10. organization_summary.txt
updated weekly
not archived
================================================================================
VALIDATING FILE DOWNLOADS
================================================================================
We are providing md5 checksum files to validate file downloads to ensure your ftp
transfer is complete. If you are unfamiliar with md5 it is a string of letters and
numbers that act as a fingerprint for a file. When you download the file generate
an md5 hash and compare to the value in our md5 checksum file to ensure your
download has the entire file. We are currently providing md5 files for some of the
tab_delmited files and the ClinVarFullRelease XML file. After you download a file,
use a utility to create a checksum value and compare it to the one we provide. In
the linux enviroment, the utility is likely md5sum. There is freeware available for
tools in other environments.
================================================================================
RELATED SITES
================================================================================
--------------------------------------------------
Gene-disease relationships
--------------------------------------------------
ftp://ftp.ncbi.nlm.nih.gov/gene/DATA/mim2gene_medgen
--------------------------------------------------
standard terms
--------------------------------------------------
ftp://ftp.ncbi.nlm.nih.gov/pub/GTR/standard_terms/
This directory contains terms used by ClinVar and GTR in specified categories.
Cross-references to the term in other databases may also be provided.

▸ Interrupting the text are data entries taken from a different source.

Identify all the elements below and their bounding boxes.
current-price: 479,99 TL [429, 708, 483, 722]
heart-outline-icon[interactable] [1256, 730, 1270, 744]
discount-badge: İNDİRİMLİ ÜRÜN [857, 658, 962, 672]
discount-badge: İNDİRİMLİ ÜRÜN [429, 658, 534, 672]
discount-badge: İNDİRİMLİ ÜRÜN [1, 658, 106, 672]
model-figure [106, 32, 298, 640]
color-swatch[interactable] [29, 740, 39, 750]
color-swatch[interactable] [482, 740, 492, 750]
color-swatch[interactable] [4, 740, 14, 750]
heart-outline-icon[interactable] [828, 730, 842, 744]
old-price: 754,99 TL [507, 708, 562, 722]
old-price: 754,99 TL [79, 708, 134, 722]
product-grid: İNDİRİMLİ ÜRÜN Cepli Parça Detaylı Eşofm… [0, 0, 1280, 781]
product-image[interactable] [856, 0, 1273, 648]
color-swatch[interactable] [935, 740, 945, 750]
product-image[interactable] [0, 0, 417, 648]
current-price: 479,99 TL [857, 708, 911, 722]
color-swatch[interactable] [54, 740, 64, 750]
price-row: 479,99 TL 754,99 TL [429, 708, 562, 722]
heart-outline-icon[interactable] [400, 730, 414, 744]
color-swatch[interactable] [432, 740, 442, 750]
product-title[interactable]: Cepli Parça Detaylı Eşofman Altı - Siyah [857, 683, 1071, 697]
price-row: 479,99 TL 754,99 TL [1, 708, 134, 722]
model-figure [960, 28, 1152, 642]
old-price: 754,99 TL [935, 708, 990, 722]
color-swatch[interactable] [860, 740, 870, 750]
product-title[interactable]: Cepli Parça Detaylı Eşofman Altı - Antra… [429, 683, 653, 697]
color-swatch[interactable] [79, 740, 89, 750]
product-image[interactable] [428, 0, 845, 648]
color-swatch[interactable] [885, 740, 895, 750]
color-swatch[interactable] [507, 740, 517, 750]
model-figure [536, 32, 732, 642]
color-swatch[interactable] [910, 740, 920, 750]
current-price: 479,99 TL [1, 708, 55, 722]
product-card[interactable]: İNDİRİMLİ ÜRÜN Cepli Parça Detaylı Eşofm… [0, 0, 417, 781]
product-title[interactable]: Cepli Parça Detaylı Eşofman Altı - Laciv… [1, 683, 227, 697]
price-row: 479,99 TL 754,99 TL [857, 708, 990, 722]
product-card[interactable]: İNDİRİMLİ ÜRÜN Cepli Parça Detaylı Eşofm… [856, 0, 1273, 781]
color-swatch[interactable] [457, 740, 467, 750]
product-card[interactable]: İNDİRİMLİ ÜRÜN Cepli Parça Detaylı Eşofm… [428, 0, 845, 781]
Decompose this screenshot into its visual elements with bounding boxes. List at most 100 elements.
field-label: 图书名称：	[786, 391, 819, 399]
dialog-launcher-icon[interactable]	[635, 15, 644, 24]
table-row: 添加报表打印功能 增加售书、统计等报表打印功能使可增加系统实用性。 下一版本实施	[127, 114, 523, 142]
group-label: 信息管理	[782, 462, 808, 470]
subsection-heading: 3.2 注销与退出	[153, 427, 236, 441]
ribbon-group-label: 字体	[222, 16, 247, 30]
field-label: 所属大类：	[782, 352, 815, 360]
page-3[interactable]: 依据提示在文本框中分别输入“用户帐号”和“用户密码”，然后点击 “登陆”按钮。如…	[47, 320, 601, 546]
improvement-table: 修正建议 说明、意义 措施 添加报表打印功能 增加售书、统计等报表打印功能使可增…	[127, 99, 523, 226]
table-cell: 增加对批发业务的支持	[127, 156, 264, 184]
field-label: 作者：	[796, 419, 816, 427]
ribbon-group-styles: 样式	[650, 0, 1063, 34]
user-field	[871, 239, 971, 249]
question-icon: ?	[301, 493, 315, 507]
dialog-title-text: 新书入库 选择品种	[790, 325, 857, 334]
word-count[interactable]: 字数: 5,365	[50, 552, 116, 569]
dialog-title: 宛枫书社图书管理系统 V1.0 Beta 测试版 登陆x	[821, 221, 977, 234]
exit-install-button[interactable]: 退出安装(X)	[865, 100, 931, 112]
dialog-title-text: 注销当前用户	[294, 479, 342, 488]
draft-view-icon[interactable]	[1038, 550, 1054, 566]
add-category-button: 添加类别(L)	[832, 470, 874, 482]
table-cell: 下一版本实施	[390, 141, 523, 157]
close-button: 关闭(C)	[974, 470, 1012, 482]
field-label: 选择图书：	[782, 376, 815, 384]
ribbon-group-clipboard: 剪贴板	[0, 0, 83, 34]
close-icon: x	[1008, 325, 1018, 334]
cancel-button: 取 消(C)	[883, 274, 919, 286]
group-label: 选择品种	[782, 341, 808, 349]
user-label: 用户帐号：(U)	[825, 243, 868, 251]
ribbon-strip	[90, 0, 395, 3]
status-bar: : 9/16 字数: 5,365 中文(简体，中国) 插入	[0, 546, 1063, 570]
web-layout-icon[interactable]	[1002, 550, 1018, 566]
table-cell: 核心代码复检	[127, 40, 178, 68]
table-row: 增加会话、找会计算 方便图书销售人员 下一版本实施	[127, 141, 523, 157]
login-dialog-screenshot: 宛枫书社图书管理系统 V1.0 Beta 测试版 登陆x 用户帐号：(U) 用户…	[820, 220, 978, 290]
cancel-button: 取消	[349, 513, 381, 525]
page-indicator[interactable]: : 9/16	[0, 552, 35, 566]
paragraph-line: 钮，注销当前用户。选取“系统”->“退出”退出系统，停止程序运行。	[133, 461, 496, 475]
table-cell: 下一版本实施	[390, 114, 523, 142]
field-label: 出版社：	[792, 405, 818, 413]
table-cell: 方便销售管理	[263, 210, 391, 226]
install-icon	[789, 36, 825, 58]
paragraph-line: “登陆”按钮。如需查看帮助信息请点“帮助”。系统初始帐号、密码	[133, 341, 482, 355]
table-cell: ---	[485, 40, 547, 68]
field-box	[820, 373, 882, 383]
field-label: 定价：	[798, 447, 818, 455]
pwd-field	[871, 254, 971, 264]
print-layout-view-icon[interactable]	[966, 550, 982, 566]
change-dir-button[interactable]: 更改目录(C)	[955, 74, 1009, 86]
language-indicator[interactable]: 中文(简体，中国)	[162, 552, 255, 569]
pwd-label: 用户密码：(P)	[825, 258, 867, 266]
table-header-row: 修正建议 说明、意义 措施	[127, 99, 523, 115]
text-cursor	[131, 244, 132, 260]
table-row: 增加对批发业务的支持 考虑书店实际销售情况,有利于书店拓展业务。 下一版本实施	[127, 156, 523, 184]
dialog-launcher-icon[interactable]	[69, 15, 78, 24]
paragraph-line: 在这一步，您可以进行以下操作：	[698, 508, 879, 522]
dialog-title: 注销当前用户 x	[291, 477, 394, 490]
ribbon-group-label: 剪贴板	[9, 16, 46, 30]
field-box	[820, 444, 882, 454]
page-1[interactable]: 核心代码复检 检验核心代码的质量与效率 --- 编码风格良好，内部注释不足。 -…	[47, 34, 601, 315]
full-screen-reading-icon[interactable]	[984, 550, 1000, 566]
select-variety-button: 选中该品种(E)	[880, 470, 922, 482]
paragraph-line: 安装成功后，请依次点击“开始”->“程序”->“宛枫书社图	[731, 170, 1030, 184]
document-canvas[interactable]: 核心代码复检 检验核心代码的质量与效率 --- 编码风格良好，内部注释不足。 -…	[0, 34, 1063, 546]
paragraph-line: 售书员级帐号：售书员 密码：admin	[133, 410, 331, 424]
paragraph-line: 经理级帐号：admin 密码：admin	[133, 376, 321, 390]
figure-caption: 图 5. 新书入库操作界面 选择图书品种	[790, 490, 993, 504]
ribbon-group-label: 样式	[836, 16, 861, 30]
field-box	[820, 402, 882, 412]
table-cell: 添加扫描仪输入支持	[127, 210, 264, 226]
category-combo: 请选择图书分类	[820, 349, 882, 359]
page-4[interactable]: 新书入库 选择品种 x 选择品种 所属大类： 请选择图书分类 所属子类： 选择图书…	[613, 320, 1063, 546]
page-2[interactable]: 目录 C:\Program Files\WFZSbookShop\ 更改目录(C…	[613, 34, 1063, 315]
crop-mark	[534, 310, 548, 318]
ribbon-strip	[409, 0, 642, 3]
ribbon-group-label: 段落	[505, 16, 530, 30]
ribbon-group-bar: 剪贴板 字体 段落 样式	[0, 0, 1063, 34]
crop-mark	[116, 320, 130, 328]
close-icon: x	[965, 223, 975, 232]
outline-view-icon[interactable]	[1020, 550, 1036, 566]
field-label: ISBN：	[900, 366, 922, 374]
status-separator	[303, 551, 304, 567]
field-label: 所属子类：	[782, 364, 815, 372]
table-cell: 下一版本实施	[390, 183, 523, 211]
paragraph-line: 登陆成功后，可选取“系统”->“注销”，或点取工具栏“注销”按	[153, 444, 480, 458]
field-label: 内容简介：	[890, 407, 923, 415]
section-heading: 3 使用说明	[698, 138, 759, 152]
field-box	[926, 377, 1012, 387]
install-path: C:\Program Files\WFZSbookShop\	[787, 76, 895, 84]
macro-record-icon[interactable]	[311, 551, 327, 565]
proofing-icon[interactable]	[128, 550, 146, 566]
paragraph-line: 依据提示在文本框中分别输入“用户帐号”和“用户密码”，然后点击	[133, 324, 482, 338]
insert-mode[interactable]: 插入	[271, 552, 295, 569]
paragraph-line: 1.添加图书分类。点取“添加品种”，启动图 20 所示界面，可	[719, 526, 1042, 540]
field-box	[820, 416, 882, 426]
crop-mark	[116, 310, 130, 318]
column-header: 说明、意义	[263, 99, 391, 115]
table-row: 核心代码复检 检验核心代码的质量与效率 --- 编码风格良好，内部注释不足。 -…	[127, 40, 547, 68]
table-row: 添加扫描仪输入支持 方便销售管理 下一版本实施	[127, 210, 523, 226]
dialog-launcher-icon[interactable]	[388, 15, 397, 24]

================================================================================
ClinGen
================================================================================
ftp://ftp.ncbi.nlm.nih.gov/pub/clinvar/ClinGen/
================================================================================
MISCELLANEOUS
================================================================================
--------------------------------------------------
2013.1-hgmd-public.tsv
--------------------------------------------------
This file was removed June 19, 2013 on request from HGMD.
vcf
This path was removed to make explicit the difference between VCF files on GRCh37
and GRCh38.
It was replaced with vcf_GRCh37 and vcf_GRCh38
======================================================================
Partial revision history
======================================================================
December 3, 2014: Added the file /tab_delimited/summary_of_conflicting_data.txt
January 12, 2015: Documented the changes to gene_specific_summary.txt and
explained the new directory structure
for vcf files.
September 10, 2015: Documented providing md5 files.
April 7, 2016: Discontinued generating summary_of_conflicting_data.txt
The historical reports are maintained in the archive directory
(ftp://ftp.ncbi.nlm.nih.gov/pub/clinvar/tab_delimited/archive/)
August 4, 2016: Added documentation for several new files in the tab-
delimited subdirectory
* hgvs4variation.txt.gz
* submission_summary.txt
* variation_allele.txt
Added explanation of numbering systems for locations in VCF
vs. all other reports
September 24, 2016: Added documentation for the allele_gene files in the tab-
delimited directory
November 9, 2016: Corrected documentation for variant_summary that should have
been included in the October update.
December 9, 2016: Added SubmittedGeneSymbol to the description of
submission_summary.txt, and updated the description of hgvs4variation.txt.gz
January 19, 2017 Corrected inconsistent definition of NumberSubmitters in
variant_summary.txt
November 30, 2017 Modification to summary_of_conflicting_interpretations.txt
February 20, 2019 Added documentation of organization_summary.txt
November 12, 2019 Noted change in reporting referenceAllele and
alternateAllele in variant_summary.txt; added more information about releases.